Research
Community Detection
Community detection involves dividing a network into communities where nodes within the same group are densely connected, while connections between different groups are sparse. Modularity is a key metric used to quantify the quality of these divisions, measuring the strength of community structures. High modularity indicates a strong community structure, with well-defined groups. Recently, combining Graph Neural Networks (GNNs) with modularity-based community detection has emerged as a powerful approach for analyzing complex networks.
Generative model
Generative model that can generate new data instances is the one of the models that has been in the spotlight recently. Generative model is powerful but is hard to model. Discriminative models try to draw boundaries in the data space, while generative models try to model how data is placed throughout the space. That is, generative models must model more. Generative models such as GANs, VAEs, Flow-based models and Diffusion models have been developed. The applications of generative models are various and useful including image generation. Our objective is to research a wide range of generative models and find interesting applications.
Link Prediction
Link Prediction is a task in graph and network analysis where the goal is to predict missing or future connections between nodes in a network. Given a partially observed network, the goal of link prediction is to infer which links are most likely to be added or missing based on the observed connections and the structure of the network.
We are conducting a study that uses graph neural networks (GNNs) to solve the link prediction problem of predicting infection routes between individuals using COVID-19 data. We construct a graph representing each individual as a node and the contact relationship between individuals as an edge from the network represented COVID-19 data. Then, we train the GNN model to predict the likelihood of one individual infecting another, taking into account the structural patterns and individual characteristics of this graph. We want to contribute to developing strategies to track infection chains and take preventive measures effectively. Our work focuses on fusing graph theory with neural network algorithms to find effective solutions to realistic and important social problems.
Inverse problem
Inverse problems in score-based and diffusion models involve reconstructing original data from noisy, corrupted, or incomplete observations. Score-based models work by estimating the gradients of the log-probability (scores) of the data distribution and iteratively refining the noisy data, pushing it back towards high-density regions of the true data distribution. Diffusion models, on the other hand, use a forward process that progressively adds noise to the data in discrete steps, followed by a reverse denoising process that gradually removes this noise to recover the original structure. Both approaches are highly effective in reconstructing detailed data structures and are particularly valuable for applications such as conditional generation, image restoration, inpainting, super resolution, and medical imaging, where precise recovery from imperfect observations is essential.
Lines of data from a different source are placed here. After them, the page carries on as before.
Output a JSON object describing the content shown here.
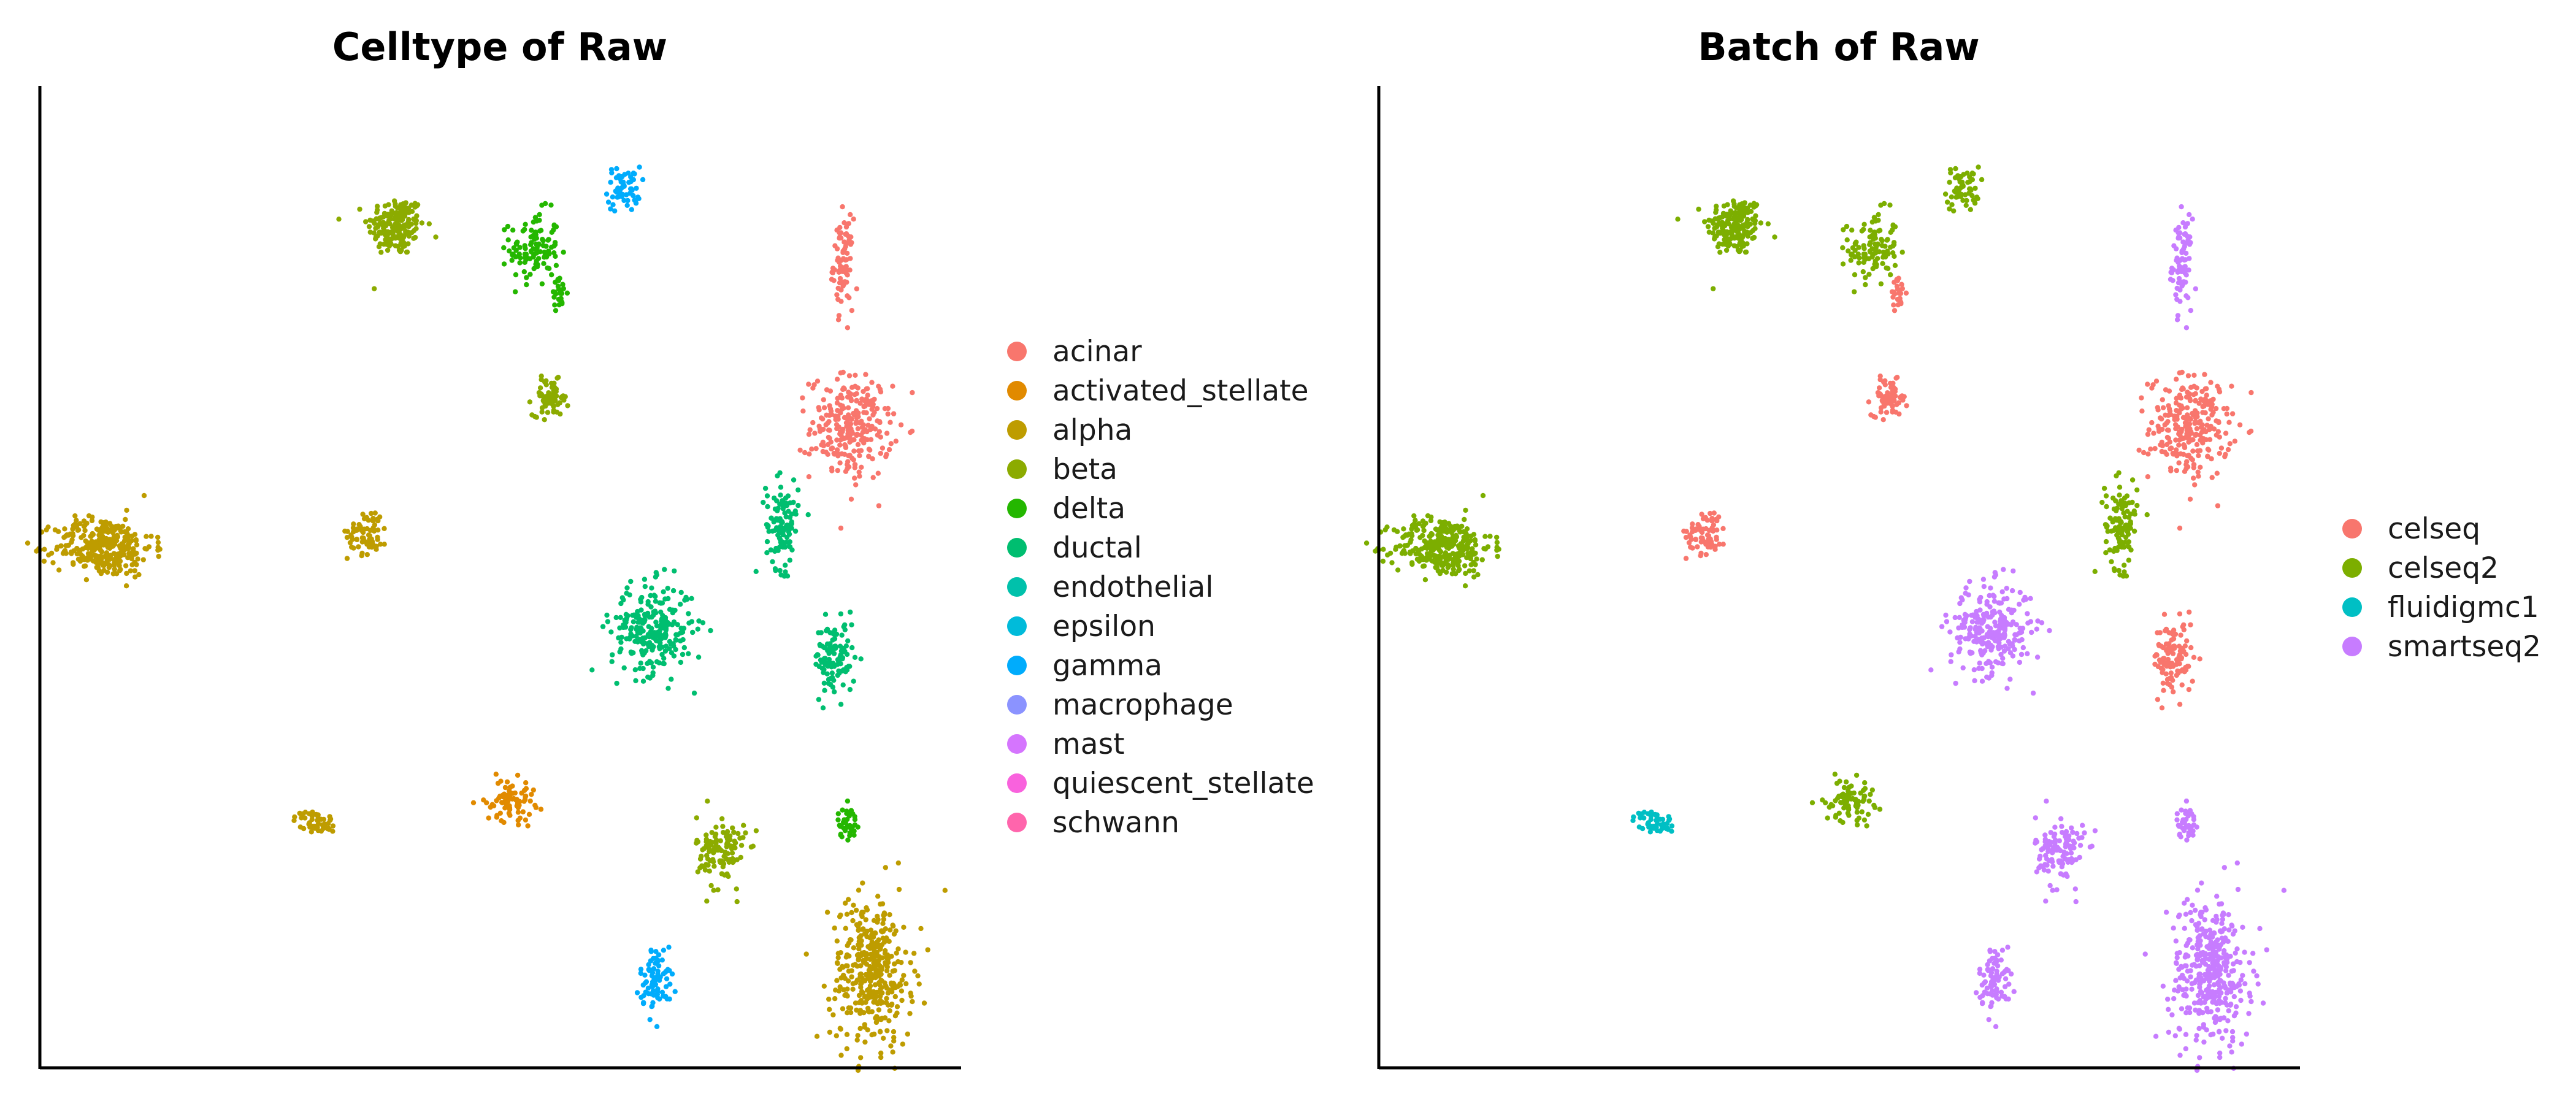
{
  "chart_data": [
    {
      "type": "scatter",
      "title": "Celltype of Raw",
      "axes": {
        "x_ticks": false,
        "y_ticks": false,
        "grid": false,
        "frame": "left-bottom"
      },
      "legend": {
        "placement": "right",
        "entries": [
          {
            "label": "acinar",
            "color": "#F8766D"
          },
          {
            "label": "activated_stellate",
            "color": "#E18A00"
          },
          {
            "label": "alpha",
            "color": "#BE9C00"
          },
          {
            "label": "beta",
            "color": "#8CAB00"
          },
          {
            "label": "delta",
            "color": "#24B700"
          },
          {
            "label": "ductal",
            "color": "#00BE70"
          },
          {
            "label": "endothelial",
            "color": "#00C1AB"
          },
          {
            "label": "epsilon",
            "color": "#00BBDA"
          },
          {
            "label": "gamma",
            "color": "#00ACFC"
          },
          {
            "label": "macrophage",
            "color": "#8B93FF"
          },
          {
            "label": "mast",
            "color": "#D575FE"
          },
          {
            "label": "quiescent_stellate",
            "color": "#F962DD"
          },
          {
            "label": "schwann",
            "color": "#FF65AC"
          }
        ]
      },
      "clusters": [
        {
          "x": 0.62,
          "y": 0.12,
          "rx": 0.035,
          "ry": 0.02,
          "n": 180,
          "label": "beta"
        },
        {
          "x": 0.96,
          "y": 0.09,
          "rx": 0.03,
          "ry": 0.025,
          "n": 110,
          "label": "delta"
        },
        {
          "x": 1.02,
          "y": 0.03,
          "rx": 0.01,
          "ry": 0.01,
          "n": 25,
          "label": "delta"
        },
        {
          "x": 1.18,
          "y": 0.17,
          "rx": 0.02,
          "ry": 0.015,
          "n": 60,
          "label": "gamma"
        },
        {
          "x": 1.72,
          "y": 0.07,
          "rx": 0.012,
          "ry": 0.03,
          "n": 80,
          "label": "acinar"
        },
        {
          "x": 1.74,
          "y": -0.15,
          "rx": 0.05,
          "ry": 0.035,
          "n": 260,
          "label": "acinar"
        },
        {
          "x": 1.0,
          "y": -0.11,
          "rx": 0.022,
          "ry": 0.012,
          "n": 70,
          "label": "beta"
        },
        {
          "x": -0.1,
          "y": -0.31,
          "rx": 0.06,
          "ry": 0.02,
          "n": 320,
          "label": "alpha"
        },
        {
          "x": 0.55,
          "y": -0.29,
          "rx": 0.025,
          "ry": 0.015,
          "n": 70,
          "label": "alpha"
        },
        {
          "x": 1.57,
          "y": -0.28,
          "rx": 0.02,
          "ry": 0.03,
          "n": 110,
          "label": "ductal"
        },
        {
          "x": 1.25,
          "y": -0.42,
          "rx": 0.05,
          "ry": 0.03,
          "n": 260,
          "label": "ductal"
        },
        {
          "x": 1.7,
          "y": -0.46,
          "rx": 0.025,
          "ry": 0.025,
          "n": 110,
          "label": "ductal"
        },
        {
          "x": 0.9,
          "y": -0.65,
          "rx": 0.03,
          "ry": 0.014,
          "n": 80,
          "label": "activated_stellate"
        },
        {
          "x": 0.42,
          "y": -0.68,
          "rx": 0.025,
          "ry": 0.008,
          "n": 50,
          "label": "alpha"
        },
        {
          "x": 1.73,
          "y": -0.68,
          "rx": 0.012,
          "ry": 0.01,
          "n": 40,
          "label": "delta"
        },
        {
          "x": 1.42,
          "y": -0.72,
          "rx": 0.03,
          "ry": 0.025,
          "n": 120,
          "label": "beta"
        },
        {
          "x": 1.26,
          "y": -0.89,
          "rx": 0.02,
          "ry": 0.022,
          "n": 80,
          "label": "gamma"
        },
        {
          "x": 1.79,
          "y": -0.88,
          "rx": 0.05,
          "ry": 0.05,
          "n": 380,
          "label": "alpha"
        }
      ]
    },
    {
      "type": "scatter",
      "title": "Batch of Raw",
      "axes": {
        "x_ticks": false,
        "y_ticks": false,
        "grid": false,
        "frame": "left-bottom"
      },
      "legend": {
        "placement": "right",
        "entries": [
          {
            "label": "celseq",
            "color": "#F8766D"
          },
          {
            "label": "celseq2",
            "color": "#7CAE00"
          },
          {
            "label": "fluidigmc1",
            "color": "#00BFC4"
          },
          {
            "label": "smartseq2",
            "color": "#C77CFF"
          }
        ]
      },
      "clusters": [
        {
          "x": 0.62,
          "y": 0.12,
          "rx": 0.035,
          "ry": 0.02,
          "n": 180,
          "label": "celseq2"
        },
        {
          "x": 0.96,
          "y": 0.09,
          "rx": 0.03,
          "ry": 0.025,
          "n": 110,
          "label": "celseq2"
        },
        {
          "x": 1.02,
          "y": 0.03,
          "rx": 0.01,
          "ry": 0.01,
          "n": 25,
          "label": "celseq"
        },
        {
          "x": 1.18,
          "y": 0.17,
          "rx": 0.02,
          "ry": 0.015,
          "n": 60,
          "label": "celseq2"
        },
        {
          "x": 1.72,
          "y": 0.07,
          "rx": 0.012,
          "ry": 0.03,
          "n": 80,
          "label": "smartseq2"
        },
        {
          "x": 1.74,
          "y": -0.15,
          "rx": 0.05,
          "ry": 0.035,
          "n": 260,
          "label": "celseq"
        },
        {
          "x": 1.0,
          "y": -0.11,
          "rx": 0.022,
          "ry": 0.012,
          "n": 70,
          "label": "celseq"
        },
        {
          "x": -0.1,
          "y": -0.31,
          "rx": 0.06,
          "ry": 0.02,
          "n": 320,
          "label": "celseq2"
        },
        {
          "x": 0.55,
          "y": -0.29,
          "rx": 0.025,
          "ry": 0.015,
          "n": 70,
          "label": "celseq"
        },
        {
          "x": 1.57,
          "y": -0.28,
          "rx": 0.02,
          "ry": 0.03,
          "n": 110,
          "label": "celseq2"
        },
        {
          "x": 1.25,
          "y": -0.42,
          "rx": 0.05,
          "ry": 0.03,
          "n": 260,
          "label": "smartseq2"
        },
        {
          "x": 1.7,
          "y": -0.46,
          "rx": 0.025,
          "ry": 0.025,
          "n": 110,
          "label": "celseq"
        },
        {
          "x": 0.9,
          "y": -0.65,
          "rx": 0.03,
          "ry": 0.014,
          "n": 80,
          "label": "celseq2"
        },
        {
          "x": 0.42,
          "y": -0.68,
          "rx": 0.025,
          "ry": 0.008,
          "n": 50,
          "label": "fluidigmc1"
        },
        {
          "x": 1.73,
          "y": -0.68,
          "rx": 0.012,
          "ry": 0.01,
          "n": 40,
          "label": "smartseq2"
        },
        {
          "x": 1.42,
          "y": -0.72,
          "rx": 0.03,
          "ry": 0.025,
          "n": 120,
          "label": "smartseq2"
        },
        {
          "x": 1.26,
          "y": -0.89,
          "rx": 0.02,
          "ry": 0.022,
          "n": 80,
          "label": "smartseq2"
        },
        {
          "x": 1.79,
          "y": -0.88,
          "rx": 0.05,
          "ry": 0.05,
          "n": 380,
          "label": "smartseq2"
        }
      ]
    }
  ]
}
High-Throughput data analysis
Single-cell RNA sequencing is used to analyze the gene expression data of individual cells, thereby adding to existing knowledge of biological phenomena. Accordingly, this technology is widely used in numerous biomedical studies. Recently, the variational autoencoder has emerged and has been adopted for the analysis of single-cell data owing to its high capacity to manage large-scale data. Many different variants of the variational autoencoder have been applied, and have yielded superior results. However, because it is nonlinear, the model does not provide parameters that can be used to explain the underlying biological patterns. In this paper, we propose an interpretable nonnegative matrix factorization method that decomposes parameters into those shared across cells and those that are cell-specific. Effective nonlinear dimension reduction was achieved via a variational autoencoder applied to the cell-specific parameters. In addition to achieving nonlinear dimension reduction, our model could estimate the cell-type-specific gene expression. To improve the estimation accuracy, we introduced log-regularization, which reflects the single-cell property. Overall, our approach displayed excellent performance in a simulation study and in real data analyses, while maintaining good biological interpretability.
Graphical Models
We characterize a complex dependence structure among correlated biological variables using data integration. With the emergence of large collections of diverse biological datasets, a remaining challenge is how to integrate these rich collections in order to better reflect the biological process under study. To accomplish this aim, Dr. Chun and her collaborators developed a conditional Gaussian graphical model (CGGM) in which extra information is incorporated as additional predictors with a flexible reproducing kernel Hilbert space estimator. The research established a framework of data integration to systematically model complex biological networks of gene-gene and gene-genome regulations. The framework was then expanded in several directions. For example, Dr. Chun incorporated the feature that enables joint estimation of multiple networks and relaxed a distributional assumption to broaden the applicability.